Również czasem dodano pewne słowa do Biblii (np. dwa razy „za jego pośrednictwem” Kol 1:16-17), by Jezus nie okazał się Stwórcą, tylko pośrednikiem w stwarzaniu (patrz The Kingdom Interlinear Translation of the Greek Scriptures 1985).
Dziwne też jest nazywanie cezara „Panem” (z dużej litery w Dz 25:26), tak jakby był on równy Chrystusowi. Natomiast w 1Kor 8:5 dla odmiany piszą Świadkowie Jehowy o „panach” (por. „panie, królu” 2Sm 14:9, 2Krl 6:12, Jr 37:20).
Trudne jest też czasem odkrycie motywów, dla których Towarzystwo Strażnica dany tytuł Jezusa czy Boga pisze raz dużą literą, a innym razem małą, np. „Sędzia” lub „sędzia” (patrz Dz 10:42, 2Tm 4:8, Jk 4:12, 5:9), „Władca” lub „władca” (Ap 1:5, Mi 5:2), „Wybawca” lub „wybawca” (Iz 43:11, Łk 2:11, J 4:42, Tt 2:13), „Król Izraela” lub „król Izraela” (Iz 44:6, J 1:49, 12:13).

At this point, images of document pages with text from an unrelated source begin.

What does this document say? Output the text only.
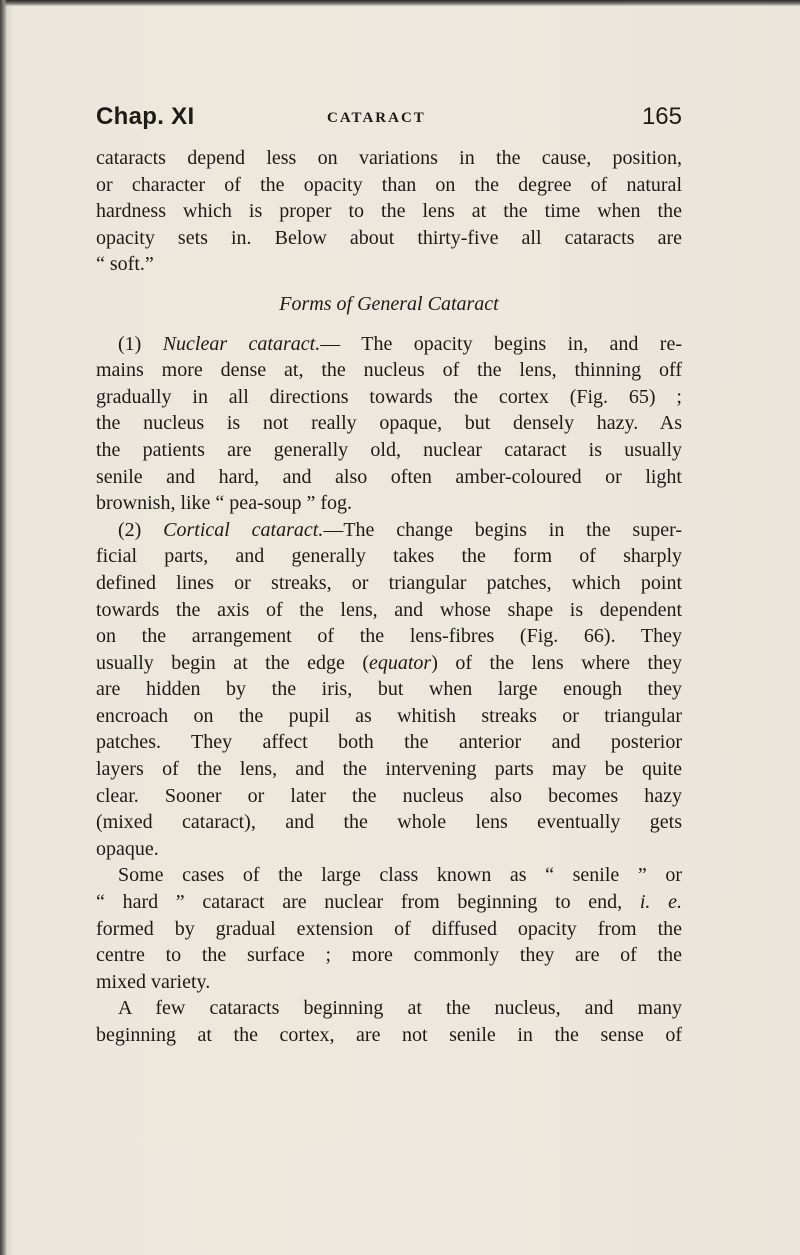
Chap. XI	CATARACT	165
cataracts depend less on variations in the cause, position,
or character of the opacity than on the degree of natural
hardness which is proper to the lens at the time when the
opacity sets in. Below about thirty-five all cataracts are
“ soft.”
Forms of General Cataract
(1) Nuclear cataract.— The opacity begins in, and re-
mains more dense at, the nucleus of the lens, thinning off
gradually in all directions towards the cortex (Fig. 65) ;
the nucleus is not really opaque, but densely hazy. As
the patients are generally old, nuclear cataract is usually
senile and hard, and also often amber-coloured or light
brownish, like “ pea-soup ” fog.
(2) Cortical cataract.—The change begins in the super-
ficial parts, and generally takes the form of sharply
defined lines or streaks, or triangular patches, which point
towards the axis of the lens, and whose shape is dependent
on the arrangement of the lens-fibres (Fig. 66). They
usually begin at the edge (equator) of the lens where they
are hidden by the iris, but when large enough they
encroach on the pupil as whitish streaks or triangular
patches. They affect both the anterior and posterior
layers of the lens, and the intervening parts may be quite
clear. Sooner or later the nucleus also becomes hazy
(mixed cataract), and the whole lens eventually gets
opaque.
Some cases of the large class known as “ senile ” or
“ hard ” cataract are nuclear from beginning to end, i. e.
formed by gradual extension of diffused opacity from the
centre to the surface ; more commonly they are of the
mixed variety.
A few cataracts beginning at the nucleus, and many
beginning at the cortex, are not senile in the sense of
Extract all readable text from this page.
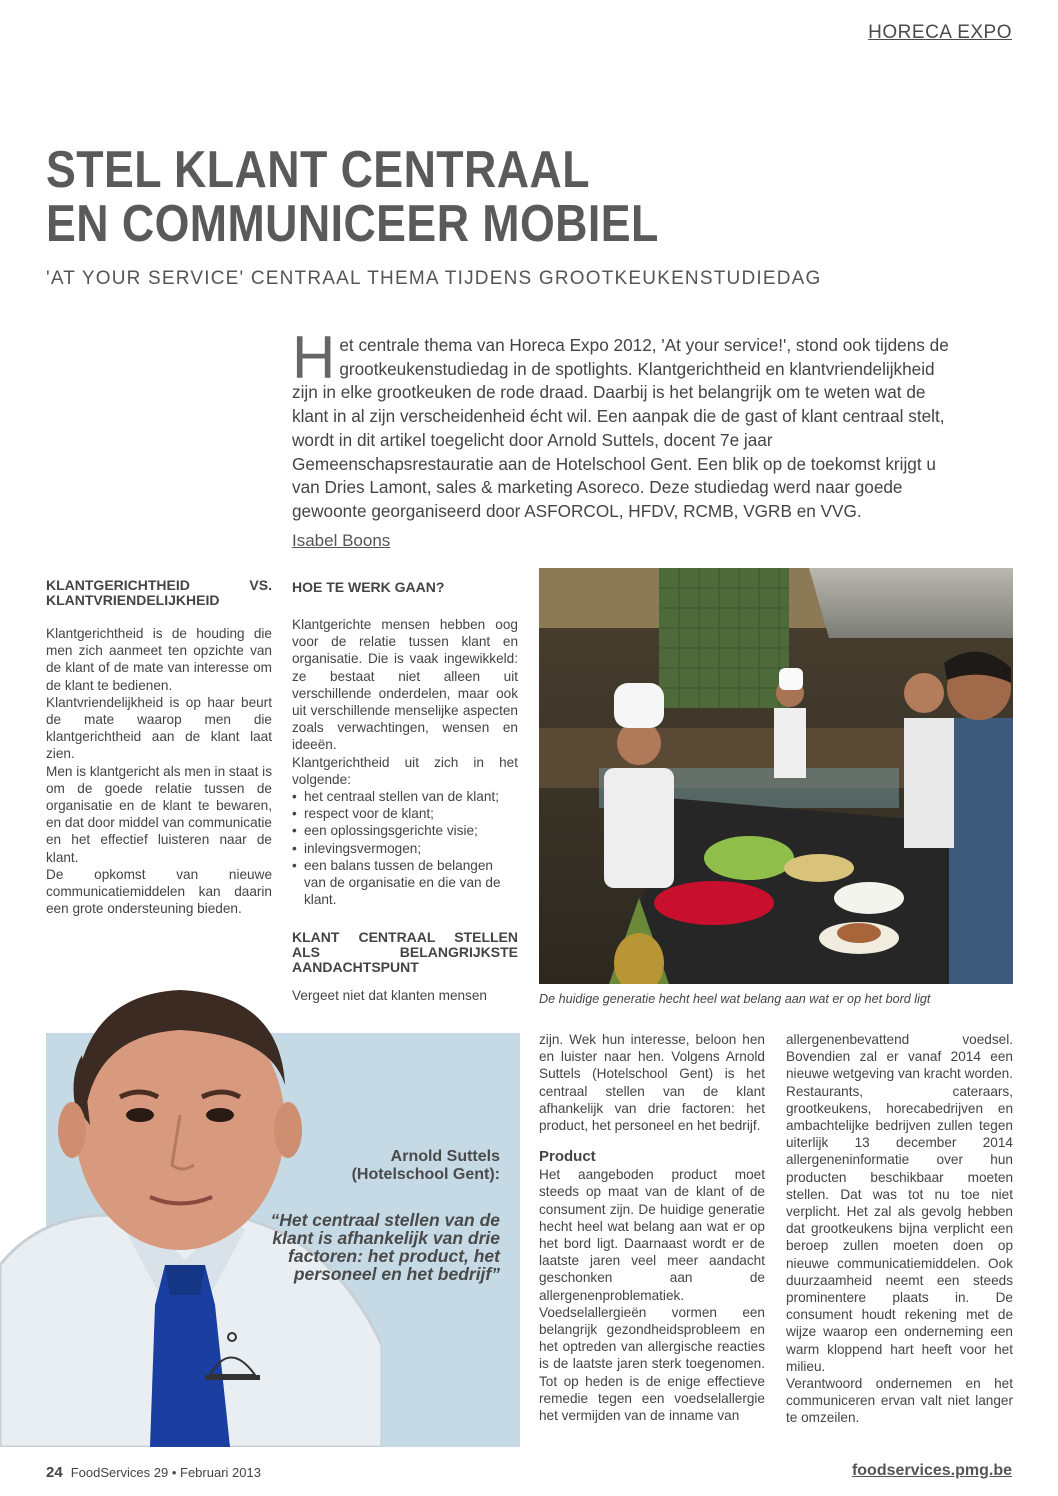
HORECA EXPO
STEL KLANT CENTRAAL
EN COMMUNICEER MOBIEL
'AT YOUR SERVICE' CENTRAAL THEMA TIJDENS GROOTKEUKENSTUDIEDAG
Het centrale thema van Horeca Expo 2012, 'At your service!', stond ook tijdens de grootkeukenstudiedag in de spotlights. Klantgerichtheid en klantvriendelijkheid zijn in elke grootkeuken de rode draad. Daarbij is het belangrijk om te weten wat de klant in al zijn verscheidenheid écht wil. Een aanpak die de gast of klant centraal stelt, wordt in dit artikel toegelicht door Arnold Suttels, docent 7e jaar Gemeenschapsrestauratie aan de Hotelschool Gent. Een blik op de toekomst krijgt u van Dries Lamont, sales & marketing Asoreco. Deze studiedag werd naar goede gewoonte georganiseerd door ASFORCOL, HFDV, RCMB, VGRB en VVG.
Isabel Boons
KLANTGERICHTHEID VS. KLANTVRIENDELIJKHEID

Klantgerichtheid is de houding die men zich aanmeet ten opzichte van de klant of de mate van interesse om de klant te bedienen.

Klantvriendelijkheid is op haar beurt de mate waarop men die klantgerichtheid aan de klant laat zien.

Men is klantgericht als men in staat is om de goede relatie tussen de organisatie en de klant te bewaren, en dat door middel van communicatie en het effectief luisteren naar de klant.

De opkomst van nieuwe communicatiemiddelen kan daarin een grote ondersteuning bieden.

HOE TE WERK GAAN?

Klantgerichte mensen hebben oog voor de relatie tussen klant en organisatie. Die is vaak ingewikkeld: ze bestaat niet alleen uit verschillende onderdelen, maar ook uit verschillende menselijke aspecten zoals verwachtingen, wensen en ideeën.

Klantgerichtheid uit zich in het volgende:

• het centraal stellen van de klant;
• respect voor de klant;
• een oplossingsgerichte visie;
• inlevingsvermogen;
• een balans tussen de belangen van de organisatie en die van de klant.
KLANT CENTRAAL STELLEN ALS BELANGRIJKSTE AANDACHTSPUNT

Vergeet niet dat klanten mensen	De huidige generatie hecht heel wat belang aan wat er op het bord ligt
Arnold Suttels
(Hotelschool Gent):
“Het centraal stellen van de klant is afhankelijk van drie factoren: het product, het personeel en het bedrijf”

zijn. Wek hun interesse, beloon hen en luister naar hen. Volgens Arnold Suttels (Hotelschool Gent) is het centraal stellen van de klant afhankelijk van drie factoren: het product, het personeel en het bedrijf.

Product

Het aangeboden product moet steeds op maat van de klant of de consument zijn. De huidige generatie hecht heel wat belang aan wat er op het bord ligt. Daarnaast wordt er de laatste jaren veel meer aandacht geschonken aan de allergenenproblematiek. Voedselallergieën vormen een belangrijk gezondheidsprobleem en het optreden van allergische reacties is de laatste jaren sterk toegenomen. Tot op heden is de enige effectieve remedie tegen een voedselallergie het vermijden van de inname van

allergenenbevattend voedsel. Bovendien zal er vanaf 2014 een nieuwe wetgeving van kracht worden. Restaurants, cateraars, grootkeukens, horecabedrijven en ambachtelijke bedrijven zullen tegen uiterlijk 13 december 2014 allergeneninformatie over hun producten beschikbaar moeten stellen. Dat was tot nu toe niet verplicht. Het zal als gevolg hebben dat grootkeukens bijna verplicht een beroep zullen moeten doen op nieuwe communicatiemiddelen. Ook duurzaamheid neemt een steeds prominentere plaats in. De consument houdt rekening met de wijze waarop een onderneming een warm kloppend hart heeft voor het milieu.

Verantwoord ondernemen en het communiceren ervan valt niet langer te omzeilen.

24 FoodServices 29 • Februari 2013	foodservices.pmg.be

Czyżby według Towarzystwa Strażnica jakieś reguły gramatyczne miały decydować o tym, czy Chrystus jest małym czy dużym Bogiem, Sędzią, Władcą, itd.?
Czy Jezus będzie nas kiedyś sądził ze znajomości gramatyki greckiej i hebrajskiej, czy ze stosunku do Jego osoby?